To: mgs@Autox.Team.Net, ulix@u.washington.edu
Subject: Re: More Carb discussion -Reply
From: Bill Eastman <william.eastman@medtronic.com>
Date: Tue, 17 Jun 1997 17:06:20 -0500
Previous message:

> The signal that they use to position the needle is outside of the
throttle
> butterfly and, therefore, does not compensate for changes in manifold
> vacuum.  Manifold vacuum is a primary indicator of engine load.  An
engine
> at low rpm with the throttle wide open (low vacuum, high load) and an

So you are saying that throttle position has no influence on the signal
you mention?  By opening the throttle more, this signal does not get
exposed to more manifold vacuum?>snip

Ulix,

SU carburators are called constant velocity but they are more accurately
constant depression carburators.  Assuming no pressure loss in the filter,
the position of the dashpot and needle is adjusted to maintain a constant
pressure difference between atmosphere (the front of the dashpot piston)
and the venturi (the bottom of the dashpot piston).  Both of these are
outside of the throttle butterfly so throttle position has no direct effect
on either signal.  This signal (pressure difference) is generated
exclusively by the venturi effect of the dashpot cylinder and this is
dependant primarily on the mass volume of air moving thru the venturi.  

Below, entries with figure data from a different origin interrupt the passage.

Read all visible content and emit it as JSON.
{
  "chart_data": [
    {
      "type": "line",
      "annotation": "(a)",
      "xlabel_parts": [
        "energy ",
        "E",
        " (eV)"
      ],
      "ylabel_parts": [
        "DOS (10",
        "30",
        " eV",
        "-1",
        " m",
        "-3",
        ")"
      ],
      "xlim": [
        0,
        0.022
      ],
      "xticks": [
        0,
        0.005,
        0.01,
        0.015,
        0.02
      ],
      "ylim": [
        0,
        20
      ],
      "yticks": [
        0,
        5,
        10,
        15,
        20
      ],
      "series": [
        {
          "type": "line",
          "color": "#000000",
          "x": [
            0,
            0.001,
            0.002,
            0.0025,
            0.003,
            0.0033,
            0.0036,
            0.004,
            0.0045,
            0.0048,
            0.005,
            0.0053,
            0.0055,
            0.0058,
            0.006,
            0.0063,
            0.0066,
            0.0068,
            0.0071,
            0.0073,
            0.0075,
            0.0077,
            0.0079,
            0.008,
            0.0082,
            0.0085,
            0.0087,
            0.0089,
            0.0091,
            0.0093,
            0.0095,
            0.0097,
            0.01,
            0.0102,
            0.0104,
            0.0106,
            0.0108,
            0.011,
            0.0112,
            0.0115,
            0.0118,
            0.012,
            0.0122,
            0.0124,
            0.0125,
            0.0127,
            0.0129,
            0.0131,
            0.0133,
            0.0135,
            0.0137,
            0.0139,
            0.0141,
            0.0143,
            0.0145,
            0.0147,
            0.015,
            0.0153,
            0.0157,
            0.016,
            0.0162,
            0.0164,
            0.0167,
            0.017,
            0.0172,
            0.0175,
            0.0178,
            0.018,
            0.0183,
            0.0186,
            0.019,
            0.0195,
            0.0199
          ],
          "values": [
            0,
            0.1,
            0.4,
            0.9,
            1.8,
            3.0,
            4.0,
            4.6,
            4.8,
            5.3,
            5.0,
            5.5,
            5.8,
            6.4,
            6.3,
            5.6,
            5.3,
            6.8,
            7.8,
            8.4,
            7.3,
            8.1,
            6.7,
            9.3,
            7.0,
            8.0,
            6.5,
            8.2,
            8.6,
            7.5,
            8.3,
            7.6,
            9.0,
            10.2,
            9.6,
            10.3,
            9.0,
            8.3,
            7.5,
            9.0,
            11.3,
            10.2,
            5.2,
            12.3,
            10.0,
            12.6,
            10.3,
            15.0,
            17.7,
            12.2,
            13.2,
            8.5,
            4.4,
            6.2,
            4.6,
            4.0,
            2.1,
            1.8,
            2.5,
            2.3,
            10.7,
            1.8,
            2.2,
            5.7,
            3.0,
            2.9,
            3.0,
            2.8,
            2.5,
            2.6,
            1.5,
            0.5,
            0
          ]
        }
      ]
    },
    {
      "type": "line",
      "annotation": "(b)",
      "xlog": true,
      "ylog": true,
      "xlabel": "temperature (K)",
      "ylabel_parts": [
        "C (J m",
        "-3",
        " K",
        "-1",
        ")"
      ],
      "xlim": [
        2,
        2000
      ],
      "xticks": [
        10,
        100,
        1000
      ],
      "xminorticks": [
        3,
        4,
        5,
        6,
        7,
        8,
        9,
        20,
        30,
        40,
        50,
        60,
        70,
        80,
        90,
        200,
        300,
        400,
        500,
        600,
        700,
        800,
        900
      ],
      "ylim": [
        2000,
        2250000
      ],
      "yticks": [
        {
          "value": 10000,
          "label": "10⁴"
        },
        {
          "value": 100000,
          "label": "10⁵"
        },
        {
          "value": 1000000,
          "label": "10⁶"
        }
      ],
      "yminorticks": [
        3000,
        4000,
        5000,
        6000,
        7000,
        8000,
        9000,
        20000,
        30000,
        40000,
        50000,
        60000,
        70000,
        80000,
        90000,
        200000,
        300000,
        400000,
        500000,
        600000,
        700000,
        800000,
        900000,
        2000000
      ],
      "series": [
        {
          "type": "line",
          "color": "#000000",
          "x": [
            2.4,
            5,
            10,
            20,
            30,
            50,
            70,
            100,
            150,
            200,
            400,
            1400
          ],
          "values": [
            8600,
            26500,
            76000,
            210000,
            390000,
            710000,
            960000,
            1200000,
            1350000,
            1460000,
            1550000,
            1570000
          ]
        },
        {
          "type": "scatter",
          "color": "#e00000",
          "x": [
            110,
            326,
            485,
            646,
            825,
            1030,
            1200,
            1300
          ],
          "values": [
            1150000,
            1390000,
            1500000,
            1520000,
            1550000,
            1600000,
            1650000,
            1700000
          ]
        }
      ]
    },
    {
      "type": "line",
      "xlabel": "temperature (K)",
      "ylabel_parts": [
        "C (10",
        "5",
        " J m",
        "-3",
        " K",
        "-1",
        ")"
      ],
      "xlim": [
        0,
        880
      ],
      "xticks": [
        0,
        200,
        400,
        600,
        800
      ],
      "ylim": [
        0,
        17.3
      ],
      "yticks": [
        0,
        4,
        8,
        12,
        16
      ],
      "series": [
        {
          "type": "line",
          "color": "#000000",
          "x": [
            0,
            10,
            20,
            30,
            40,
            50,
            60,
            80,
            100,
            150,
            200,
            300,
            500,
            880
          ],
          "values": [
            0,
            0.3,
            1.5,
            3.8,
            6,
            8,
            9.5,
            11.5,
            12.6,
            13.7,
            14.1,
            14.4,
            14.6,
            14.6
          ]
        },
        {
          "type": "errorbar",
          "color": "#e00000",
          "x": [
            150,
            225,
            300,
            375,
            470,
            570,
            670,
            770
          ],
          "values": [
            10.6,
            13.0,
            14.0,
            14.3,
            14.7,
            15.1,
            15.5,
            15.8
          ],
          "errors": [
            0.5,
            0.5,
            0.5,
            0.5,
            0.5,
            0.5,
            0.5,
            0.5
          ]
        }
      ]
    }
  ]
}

At low speeds and high loads the engine will be at high volumetric
efficiency because, with an open throttle, the manifold vacuum will be very
low so the cylinders will fill more completely.  However, due to the low
rpm, the total amount of air flow will also be fairly low so the dashpot
won't lift very high and not a lot of fuel will be delivered.  At cruise,
the manifold vacuum will be higher so cylinder filling would be much less
efficient so, even though the engine is running faster, it is not consuming
any more air and the dashpot level would be the same as the low speed, high
load situation.  The engine would recieve the same mixture even though it
could tolerate a much leaner one at cruise or demands a much richer one at
full power.  You can only choose one setting so you should tune for worst
case (high load) which means that SU's cruise rich.

I am sorry if this dissapoints anyone (I mean no personal disrespect to
anyone but it does seem that anytime a shortcoming of British engineering
is pointed out people get defensive).  Carburators are always a compromise
and even the best is only perfect in two or three narrow loading
conditions.  As I said before I think SU's are a very elegant solution to a
complex problem.  They have very few moving parts and provide excellent
driveability when properly tuned.  Another carburator would only be trading
compromises.  If you really want to improve efficiency, I am sure that
there are companies out there who would be more than happy to trade some
negotiable assets for a closed loop programmable fuel injection system and
the dyno time to tune it.  Then your MG would run just like a M**ta ;-)

Regards,
Bill Eastman
61 MGA with character and modern iron with none.